I am trying to evaluate Aspose.pdf for java.
How can I get text from a PDF as paragraphs?
Hi Jukka,
Thanks for your inquiry. You may extract text from PDF document and preserve the formatting using “Pure” TextFormattingMode. Please check following sample code for the purpose. You can also extract text from a specified page region.
// open document
com.aspose.pdf.Document pdfDocument = new com.aspose.pdf.Document(myDir + "input.pdf");
// create TextAbsorber object to extract text
com.aspose.pdf.TextAbsorber textAbsorber = new com.aspose.pdf.TextAbsorber();
// set text extraction options - set text extraction mode (Raw-no formatting or Pure- preserve formatting)
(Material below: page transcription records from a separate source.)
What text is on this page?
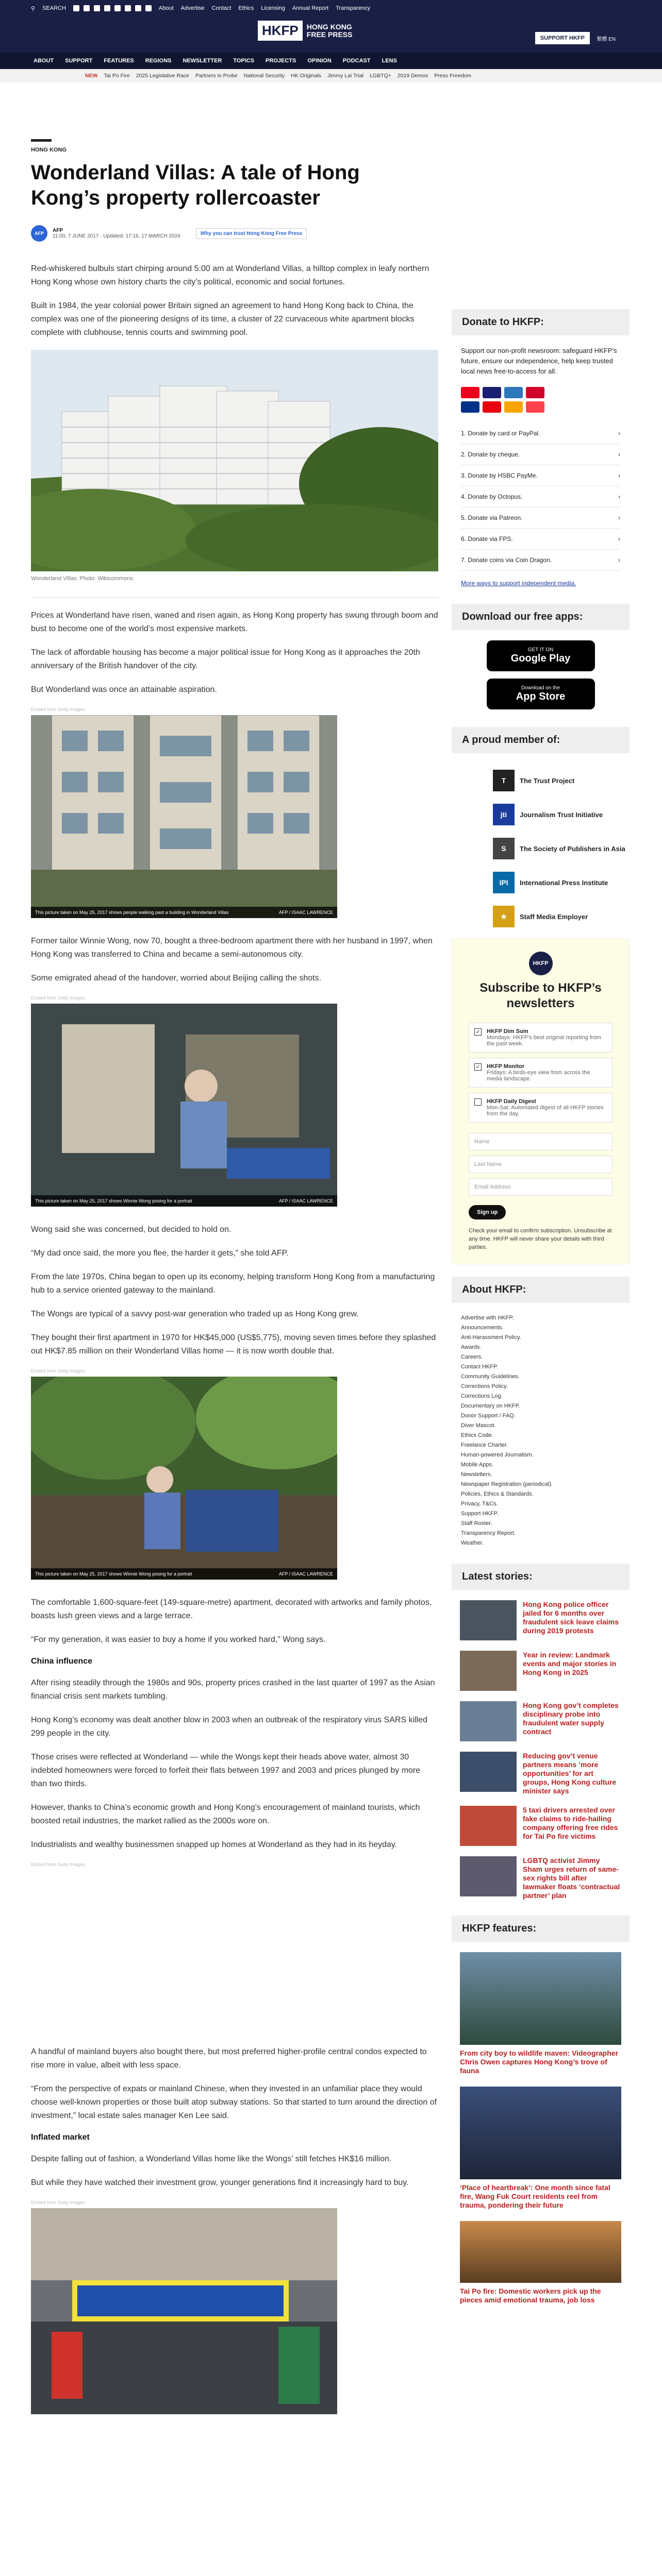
⚲ SEARCH	About Advertise Contact Ethics Licensing Annual Report Transparency
HKFP	HONG KONG FREE PRESS	SUPPORT HKFP	繁體 EN
ABOUT SUPPORT FEATURES REGIONS NEWSLETTER TOPICS PROJECTS OPINION PODCAST LENS
NEW Tai Po Fire 2025 Legislative Race Partners in Probe National Security HK Originals Jimmy Lai Trial LGBTQ+ 2019 Demos Press Freedom
HONG KONG
Wonderland Villas: A tale of Hong Kong’s property rollercoaster
AFP	AFP
11:00, 7 JUNE 2017 · Updated: 17:16, 17 MARCH 2024	Why you can trust Hong Kong Free Press

Red-whiskered bulbuls start chirping around 5:00 am at Wonderland Villas, a hilltop complex in leafy northern Hong Kong whose own history charts the city’s political, economic and social fortunes.

Built in 1984, the year colonial power Britain signed an agreement to hand Hong Kong back to China, the complex was one of the pioneering designs of its time, a cluster of 22 curvaceous white apartment blocks complete with clubhouse, tennis courts and swimming pool.

Wonderland Villas. Photo: Wikicommons.

Prices at Wonderland have risen, waned and risen again, as Hong Kong property has swung through boom and bust to become one of the world’s most expensive markets.

The lack of affordable housing has become a major political issue for Hong Kong as it approaches the 20th anniversary of the British handover of the city.

But Wonderland was once an attainable aspiration.

Embed from Getty Images
This picture taken on May 25, 2017 shows people walking past a building in Wonderland Villas	AFP / ISAAC LAWRENCE

Former tailor Winnie Wong, now 70, bought a three-bedroom apartment there with her husband in 1997, when Hong Kong was transferred to China and became a semi-autonomous city.

Some emigrated ahead of the handover, worried about Beijing calling the shots.

Embed from Getty Images
This picture taken on May 25, 2017 shows Winnie Wong posing for a portrait	AFP / ISAAC LAWRENCE

Wong said she was concerned, but decided to hold on.

“My dad once said, the more you flee, the harder it gets,” she told AFP.

From the late 1970s, China began to open up its economy, helping transform Hong Kong from a manufacturing hub to a service oriented gateway to the mainland.

The Wongs are typical of a savvy post-war generation who traded up as Hong Kong grew.

They bought their first apartment in 1970 for HK$45,000 (US$5,775), moving seven times before they splashed out HK$7.85 million on their Wonderland Villas home — it is now worth double that.

Embed from Getty Images
This picture taken on May 25, 2017 shows Winnie Wong posing for a portrait	AFP / ISAAC LAWRENCE

The comfortable 1,600-square-feet (149-square-metre) apartment, decorated with artworks and family photos, boasts lush green views and a large terrace.

“For my generation, it was easier to buy a home if you worked hard,” Wong says.

China influence

After rising steadily through the 1980s and 90s, property prices crashed in the last quarter of 1997 as the Asian financial crisis sent markets tumbling.

Hong Kong’s economy was dealt another blow in 2003 when an outbreak of the respiratory virus SARS killed 299 people in the city.

Those crises were reflected at Wonderland — while the Wongs kept their heads above water, almost 30 indebted homeowners were forced to forfeit their flats between 1997 and 2003 and prices plunged by more than two thirds.

However, thanks to China’s economic growth and Hong Kong’s encouragement of mainland tourists, which boosted retail industries, the market rallied as the 2000s wore on.

Industrialists and wealthy businessmen snapped up homes at Wonderland as they had in its heyday.

Embed from Getty Images

A handful of mainland buyers also bought there, but most preferred higher-profile central condos expected to rise more in value, albeit with less space.

“From the perspective of expats or mainland Chinese, when they invested in an unfamiliar place they would choose well-known properties or those built atop subway stations. So that started to turn around the direction of investment,” local estate sales manager Ken Lee said.

Inflated market

Despite falling out of fashion, a Wonderland Villas home like the Wongs’ still fetches HK$16 million.

But while they have watched their investment grow, younger generations find it increasingly hard to buy.

Embed from Getty Images
Donate to HKFP:
Support our non-profit newsroom: safeguard HKFP’s future, ensure our independence, help keep trusted local news free-to-access for all.
1. Donate by card or PayPal.	›
2. Donate by cheque.	›
3. Donate by HSBC PayMe.	›
4. Donate by Octopus.	›
5. Donate via Patreon.	›
6. Donate via FPS.	›
7. Donate coins via Coin Dragon.	›
More ways to support independent media.
Download our free apps:
GET IT ON
Google Play
Download on the
App Store
A proud member of:
T	The Trust Project
jti	Journalism Trust Initiative
S	The Society of Publishers in Asia
IPI	International Press Institute
★	Staff Media Employer
HKFP
Subscribe to HKFP’s newsletters
✓ HKFP Dim Sum
Mondays: HKFP’s best original reporting from the past week.
✓ HKFP Monitor
Fridays: A birds-eye view from across the media landscape.
HKFP Daily Digest
Mon-Sat: Automated digest of all HKFP stories from the day.
Name
Last Name
Email Address
Sign up
Check your email to confirm subscription. Unsubscribe at any time. HKFP will never share your details with third parties.
About HKFP:
Advertise with HKFP.
Announcements.
Anti-Harassment Policy.
Awards.
Careers.
Contact HKFP.
Community Guidelines.
Corrections Policy.
Corrections Log.
Documentary on HKFP.
Donor Support / FAQ.
Diver Mascot.
Ethics Code.
Freelance Charter.
Human-powered Journalism.
Mobile Apps.
Newsletters.
Newspaper Registration (periodical).
Policies, Ethics & Standards.
Privacy, T&Cs.
Support HKFP.
Staff Roster.
Transparency Report.
Weather.
Latest stories:
Hong Kong police officer jailed for 6 months over fraudulent sick leave claims during 2019 protests
Year in review: Landmark events and major stories in Hong Kong in 2025
Hong Kong gov’t completes disciplinary probe into fraudulent water supply contract
Reducing gov’t venue partners means ‘more opportunities’ for art groups, Hong Kong culture minister says
5 taxi drivers arrested over fake claims to ride-hailing company offering free rides for Tai Po fire victims
LGBTQ activist Jimmy Sham urges return of same-sex rights bill after lawmaker floats ‘contractual partner’ plan
HKFP features:
From city boy to wildlife maven: Videographer Chris Owen captures Hong Kong’s trove of fauna
‘Place of heartbreak’: One month since fatal fire, Wang Fuk Court residents reel from trauma, pondering their future
Tai Po fire: Domestic workers pick up the pieces amid emotional trauma, job loss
textAbsorber.getExtractionOptions().setFormattingMode(TextExtractionOptions.TextFormattingMode.Pure);
// accept the absorber for all the pages
pdfDocument.getPages().get_Item(29).accept(textAbsorber);
// get the extracted text
String extractedText = textAbsorber.getText();
// create a writer and open the file
java.io.FileWriter writer = new java.io.FileWriter(new java.io.File(myDir + "Extracted_text_java.txt"));
writer.write(extractedText);
// write a line of text to the file
// tw.WriteLine(extractedText);
// close the stream
writer.close();
Please feel free to contact us for any further assistance.
Best Regards,
We would like to share with you that Aspose.PDF for Java now supports extracting text from PDF document paragraphs-wise. Please consider using following code snippet:
Document doc = new Document(dataDir + "temp--(3d-pdf).pdf");
TextAbsorber ta = new TextAbsorber();
ta.visit(doc);
System.out.println(ta.getText());
ParagraphAbsorber pa = new ParagraphAbsorber();
pa.visit(doc);
for (PageMarkup pm:pa.getPageMarkups()){
for (MarkupSection ms:pm.getSections()){
for (MarkupParagraph mp:ms.getParagraphs()){
StringBuilder sb =new StringBuilder();
for(java.util.List<TextFragment> tflist : mp.getLines()){
for(TextFragment tf:tflist ){
sb.append(tf.getText());
}
sb.append("/r/n");
}
sb.append("/r/n");
System.out.println(sb);
}
}
}